On modular invariants of twisted group von Neumann algebras of almost unimodular groups

TL;DR

This paper investigates the structure and invariants of twisted group von Neumann algebras for almost unimodular groups, revealing conditions for semifiniteness, factorization, and modular spectrum characterization.

Contribution

It establishes the semifiniteness criterion for subalgebras, represents the algebra as a cocycle action, and characterizes the modular spectrum for these algebras.

Findings

Semifiniteness of subalgebras is equivalent to the subgroup being open.

Representation of the algebra as a cocycle action of the modular function group.

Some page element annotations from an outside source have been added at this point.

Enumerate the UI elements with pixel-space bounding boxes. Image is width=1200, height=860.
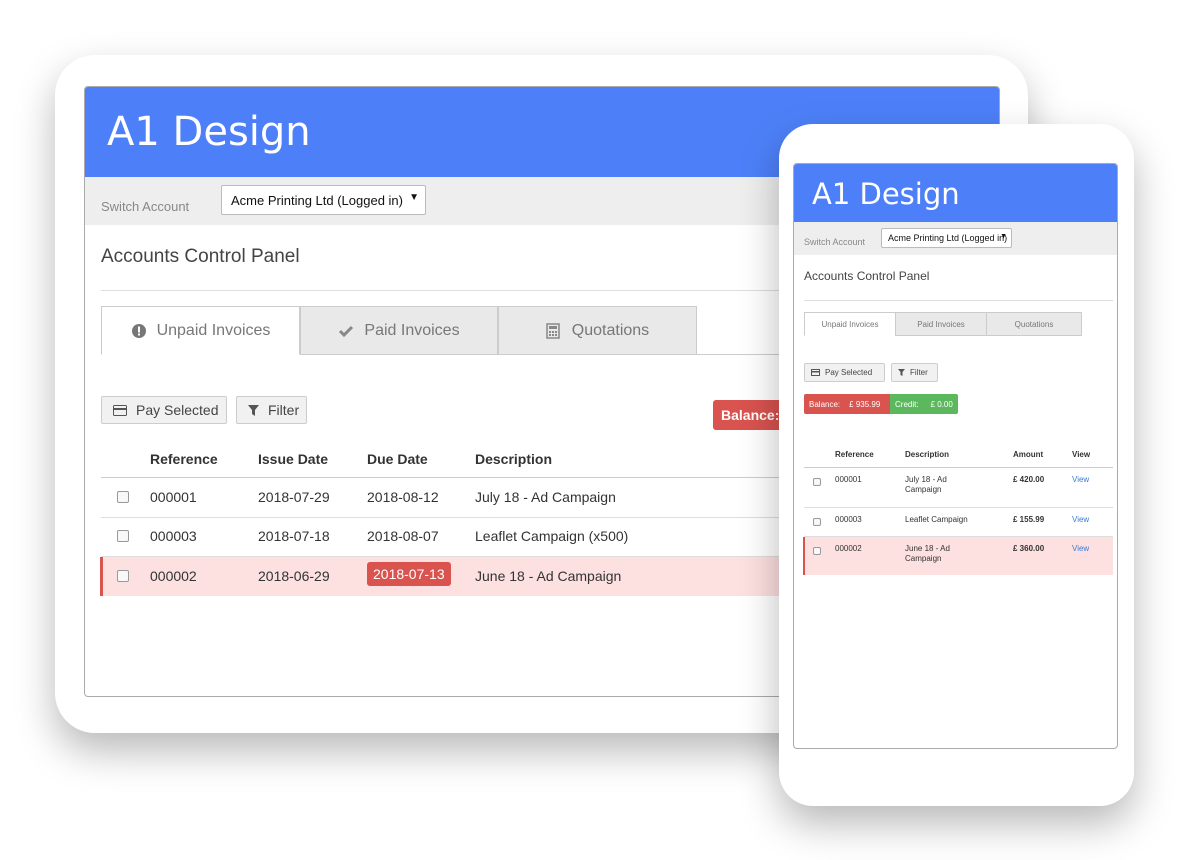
cell: £ 155.99 xyxy=(1013,515,1045,524)
phone-screen: A1 Design Switch Account Acme Printing L… xyxy=(793,163,1118,749)
tab[interactable]: Unpaid Invoices xyxy=(101,306,300,355)
account-select[interactable]: Acme Printing Ltd (Logged in) ▼ xyxy=(881,228,1012,248)
header-rule xyxy=(101,477,991,478)
icon xyxy=(546,322,560,339)
row-rule xyxy=(804,507,1113,508)
tab[interactable]: Quotations xyxy=(498,306,697,355)
tab[interactable]: Quotations xyxy=(986,312,1082,336)
button-label: Pay Selected xyxy=(825,368,873,377)
row-checkbox[interactable] xyxy=(117,491,129,503)
column-header: Amount xyxy=(1013,450,1044,459)
tab-label: Unpaid Invoices xyxy=(821,319,879,329)
overdue-date: 2018-07-13 xyxy=(367,562,451,586)
cell: 000001 xyxy=(835,475,862,484)
tab-label: Unpaid Invoices xyxy=(156,321,271,339)
button-label: Filter xyxy=(268,402,300,418)
dropdown-arrow: ▼ xyxy=(1000,233,1007,240)
cell: July 18 - Ad Campaign xyxy=(905,475,947,494)
cell: £ 360.00 xyxy=(1013,544,1045,553)
cell: 000003 xyxy=(150,528,197,544)
tab[interactable]: Paid Invoices xyxy=(895,312,987,336)
header-rule xyxy=(804,467,1113,468)
account-name: Acme Printing Ltd (Logged in) xyxy=(231,193,403,208)
row-checkbox[interactable] xyxy=(117,530,129,542)
account-select[interactable]: Acme Printing Ltd (Logged in) ▼ xyxy=(221,185,426,215)
balance-label: Balance: xyxy=(809,400,841,409)
cell: 2018-07-29 xyxy=(258,489,330,505)
button-label: Filter xyxy=(910,368,928,377)
tab-label: Paid Invoices xyxy=(364,321,460,339)
column-header: View xyxy=(1072,450,1091,459)
overdue-row xyxy=(804,537,1113,575)
balance-badge: Balance: £ 935.99 xyxy=(804,394,890,414)
pay-button[interactable]: Pay Selected xyxy=(101,396,227,424)
cell: June 18 - Ad Campaign xyxy=(905,544,950,563)
cell: 000002 xyxy=(150,568,197,584)
row-rule xyxy=(804,536,1113,537)
dropdown-arrow: ▼ xyxy=(409,192,419,203)
cell: 000001 xyxy=(150,489,197,505)
icon xyxy=(131,323,146,338)
column-header: Description xyxy=(475,451,553,467)
tab-label: Quotations xyxy=(1014,319,1054,329)
column-header: Reference xyxy=(150,451,218,467)
row-checkbox[interactable] xyxy=(813,547,821,555)
icon xyxy=(248,404,259,416)
cell: 2018-08-07 xyxy=(367,528,439,544)
overdue-marker xyxy=(100,557,103,596)
row-checkbox[interactable] xyxy=(813,518,821,526)
balance-amount: £ 935.99 xyxy=(849,400,881,409)
view-link[interactable]: View xyxy=(1072,475,1090,484)
column-header: Description xyxy=(905,450,950,459)
switch-label: Switch Account xyxy=(804,237,866,247)
brand: A1 Design xyxy=(812,177,960,211)
filter-button[interactable]: Filter xyxy=(236,396,307,424)
cell: Leaflet Campaign (x500) xyxy=(475,528,629,544)
cell: 000003 xyxy=(835,515,862,524)
panel-title: Accounts Control Panel xyxy=(804,269,930,283)
switch-label: Switch Account xyxy=(101,199,190,214)
cell: 2018-06-29 xyxy=(258,568,330,584)
overdue-marker xyxy=(803,537,805,575)
column-header: Reference xyxy=(835,450,874,459)
credit-amount: £ 0.00 xyxy=(930,400,953,409)
row-checkbox[interactable] xyxy=(813,478,821,486)
pay-button[interactable]: Pay Selected xyxy=(804,363,885,382)
divider xyxy=(804,300,1113,301)
tab-label: Paid Invoices xyxy=(917,319,965,329)
column-header: Issue Date xyxy=(258,451,329,467)
cell: 2018-08-12 xyxy=(367,489,439,505)
divider xyxy=(101,290,991,291)
cell: July 18 - Ad Campaign xyxy=(475,489,616,505)
filter-button[interactable]: Filter xyxy=(891,363,938,382)
cell: Leaflet Campaign xyxy=(905,515,968,524)
header xyxy=(794,164,1117,222)
column-header: Due Date xyxy=(367,451,428,467)
tab[interactable]: Unpaid Invoices xyxy=(804,312,896,336)
tab[interactable]: Paid Invoices xyxy=(300,306,498,355)
cell: 000002 xyxy=(835,544,862,553)
cell: £ 420.00 xyxy=(1013,475,1045,484)
tab-label: Quotations xyxy=(571,321,650,339)
credit-label: Credit: xyxy=(895,400,919,409)
brand: A1 Design xyxy=(107,109,311,155)
icon xyxy=(811,369,820,376)
view-link[interactable]: View xyxy=(1072,515,1090,524)
cell: June 18 - Ad Campaign xyxy=(475,568,622,584)
row-rule xyxy=(101,517,991,518)
cell: 2018-07-18 xyxy=(258,528,330,544)
icon xyxy=(113,404,127,416)
panel-title: Accounts Control Panel xyxy=(101,246,300,267)
button-label: Pay Selected xyxy=(136,402,219,418)
icon xyxy=(339,325,354,337)
icon xyxy=(898,369,905,376)
account-name: Acme Printing Ltd (Logged in) xyxy=(888,233,1008,243)
row-rule xyxy=(101,556,991,557)
credit-badge: Credit: £ 0.00 xyxy=(890,394,958,414)
view-link[interactable]: View xyxy=(1072,544,1090,553)
row-checkbox[interactable] xyxy=(117,570,129,582)
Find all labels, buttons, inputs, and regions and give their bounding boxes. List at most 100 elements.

Characterization of when the algebra is a factor and its modular spectrum.

Abstract

Given a locally compact second countable group $G$ with a 2-cocycle $\omega$, we show that the restriction of the twisted Plancherel weight $\varphi^\omega_G$ to the subalgebra generated by a closed subgroup $H$ in the twisted group von Neumann algebra $L_\omega(G)$ is semifinite if and only if $H$ is open. When $G$ is almost unimodular, i.e. $\ker\Delta_G$ is open, we show that $L_\omega(G)$ can be represented as a cocycle action of the $\Delta_G(G)$ on $L_\omega(\ker\Delta_G)$ and the basic construction of the inclusion $L_\omega(\ker\Delta_G)\leq L_\omega(G)$ can be realized as a twisted group von Neumann algebra of $\Delta_G(G)\hat{\ } \times G$, where $\Delta_G$ is the modular function. Furthermore, when $G$ has a sufficiently large non-unimodular part, we give a characterization of $L_\omega(G)$ being a factor and provide a formula for the modular spectrum of $L_\omega(G)$.